PROMPT: Do You Have a Memory That’s Linked to a Smell?
I have a lot of memories, both good and bad…but I have to set something straight up-front…I’ve had a traumatic brain injury (TBI) and when your brain bounces around inside your skull, it can do something weird to your olfactory receptors inside the brain. For example, it can make you smell things that aren’t there (AKA “phantom smells”). Also, my sense of smell is not so keen since I also had worked in a pool store where the smell of chlorine was so strong, I think it also burned out my sinuses and left me with virtually NO sense of smell. But my nose and brain remember…
I am one of those individuals that can smell rain coming. It is one of my most favorite smells. Of course, my previously broken rib and middle-aged joints can tell me that rain is coming far before I can smell it, which may just be a phantom smell/memory…I’m really not sure these days…

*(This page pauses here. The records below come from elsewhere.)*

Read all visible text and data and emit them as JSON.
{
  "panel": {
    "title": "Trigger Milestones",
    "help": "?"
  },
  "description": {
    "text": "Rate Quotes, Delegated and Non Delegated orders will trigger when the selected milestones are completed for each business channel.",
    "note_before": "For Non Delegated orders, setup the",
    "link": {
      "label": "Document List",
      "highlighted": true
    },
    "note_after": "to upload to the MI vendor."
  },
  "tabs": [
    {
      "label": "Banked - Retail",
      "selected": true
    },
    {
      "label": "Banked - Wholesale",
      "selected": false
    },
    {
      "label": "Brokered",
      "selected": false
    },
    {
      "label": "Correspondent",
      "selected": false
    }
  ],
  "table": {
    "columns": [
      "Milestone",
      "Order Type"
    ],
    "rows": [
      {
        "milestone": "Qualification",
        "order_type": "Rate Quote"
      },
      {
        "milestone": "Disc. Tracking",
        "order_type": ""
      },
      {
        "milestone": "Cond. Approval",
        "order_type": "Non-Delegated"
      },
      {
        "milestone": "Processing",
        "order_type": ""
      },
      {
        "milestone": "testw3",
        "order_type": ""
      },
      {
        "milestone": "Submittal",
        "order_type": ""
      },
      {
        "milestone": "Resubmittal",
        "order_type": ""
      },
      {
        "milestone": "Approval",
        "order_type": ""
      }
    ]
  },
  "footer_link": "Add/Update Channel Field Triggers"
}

A smell I simply cannot stand is that of Fireball, the popular cinnamon whiskey. No, I did not get drunk on it, before you form any laughable opinions. That was what I smelled on my abusers breath as he was beating me unconscious in 2017 (which resulted in the TBI). It makes me gag, to this day. A friend thought I was being melodramatic and bought me a shot of it, while I was visiting the restroom, to which I came back and caught the whiff of red hot cinnamon and vomited violently into a planter next to the bar. And I had yet to drink anything alcoholic! She thought that was SO hilarious, but I didn’t…to me, that is the smell of fear and of nearly dying. That is not comical in the least…my BF and I even had to recently excuse ourselves from a family function because they were burning a candle that smelled of cinnamon “red-hots,” because it was making me queasy and anxious. True story!
I know when I was anxious, as that was often and normal as a DV victim, I would bury my face in my Pug’s fur, in her neck area, as she had so many fat rolls that she’d look as though she was wear a high-necked Elizabethan collar. Anyway, I did that because she was my emotional support companion and my best friend (my abuser wouldn’t allow me to have human friends). She had a yeasty smell mixed with the pine smell of the shampoo that I’d use on her fairly-frequently, as she loved to roll on top of dead critters in the yard; hence, my furry bestie would get a bath approximately weekly. That smell comforted me more than any human could. She was my favorite pet and I loved her dearly! I had to put her down when she was nearly twelve years old, so she could die with dignity (and so my abuser wouldn’t hurt her). I held her and felt the life leave her body, when the vet injected her. I cried and buried my face in her neck, to be comforted one last time. I will never forget her smell as long as I live…well, and she also smelled like a McDonald’s cheeseburger, her favorite meal and what I gave her before we went on a last walk and to the vet office…
My Mother passed away in June 2022. My Dad brought me some of her things, including her toiletries. I sorted through things and found her two perfumes that she always wore. Her everyday perfume was Yardley’s Lily-of-the-Valley and her fancy perfume that she saved for church or special occasions was White Shoulders. Those two smells were so familiar, that I cried for a good thirty minutes…these scents were comforting me and making me home-sick all at once! They now have a place of honor amongst my basket of perfumes.
A smell that brings me joy is that of my Grandma B’s snickerdoodle cookies. Smelling those cookies baking smelled like childhood and like home to me. I had met my BF on Facebook and we chatted for a few months before going out on a date. I mentioned that memory only ONE TIME and he remembered it! When he came to pick me up for our date, he brought me a bouquet of flowers, a Wonder Woman action figure, and a square plastic container of snickerdoodles that he himself had baked! As he was saying how his weren’t as good as his Mom’s cookies, I tore that plastic lid off and buried my nose in the middle of the cookies. All I smelled was pure bliss and joy! He, on the other hand, had stopped explaining and was staring at me in disbelief, probably wondering what he had gotten himself into. Thank goodness we worked out, because he is “my person.” He gets me!
It’s incredibly amazing that smells can make a person run a gamut of emotions. I know I did just writing this post!